17. Pertanyaan Jaehwan

Màu nền
Font chữ
Font size
Chiều cao dòng

Belum lama, Jaehwan mengubah tampilan ruang keluarga rumahnya, melengkapi dengan tatanan rak tak berpintu di dinding. Rak tak tak berpintu yang digunakannya untuk menyimpan koleksi buku-buku Uzma dalam berbagai genre. Pula, sebagai partisi interior rumah dengan tinggi rak yang menjulang dari lantai hingga ceiling.

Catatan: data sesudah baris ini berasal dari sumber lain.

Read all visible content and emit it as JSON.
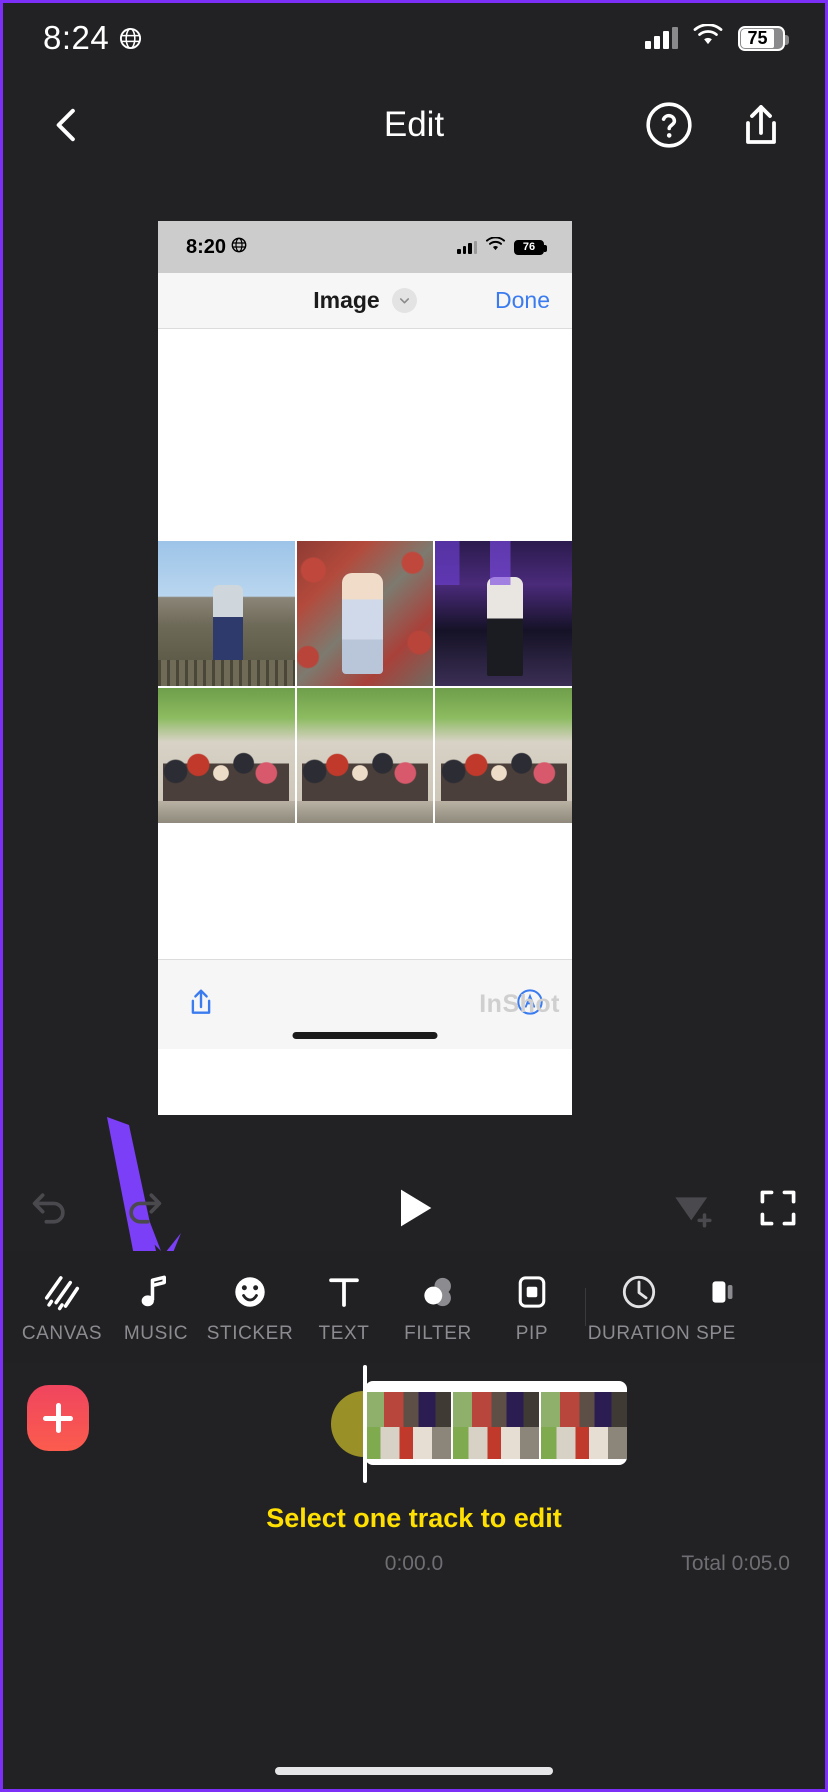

Malam ini, tampak Uzma tengah melihat buku-buku yang terjajar rapi dalam rak di ruang keluarga. Ia ingin membaca novel yang dibelinya bulan lalu dan belum sempat dibaca karena terkena ulah Jaehwan yang jail sekali, merampas bukunya saat paketan buku itu baru datang dari Indonesia. Kata Jaehwan, suaminya itu menyimpannya di rak ini. Namun, ketahuilah, rak buku berukuran besar nian dengan terdapat ratusan buku yang tertata, ia jelaslah kewalahan mencarinya dengan Jaehwan yang menempatkannya secara asal tanpa ia tahu, tidak seperti dirinya yang selalu meletakkannya dikelompokkan sesuai genre agar mempermudah dirinya mencari.

Sudah sekitar setengah jam Uzma menilik deretan buku di rak yang bisa dijangkaunya. Sia-sia, tidak ada yang ia temukan. Tinggal menilik di bagian tak terjangkau oleh tubuhnya yang tidak begitu tinggi, sekalipun sudah menjinjit dengan mengangkat tangan lepas.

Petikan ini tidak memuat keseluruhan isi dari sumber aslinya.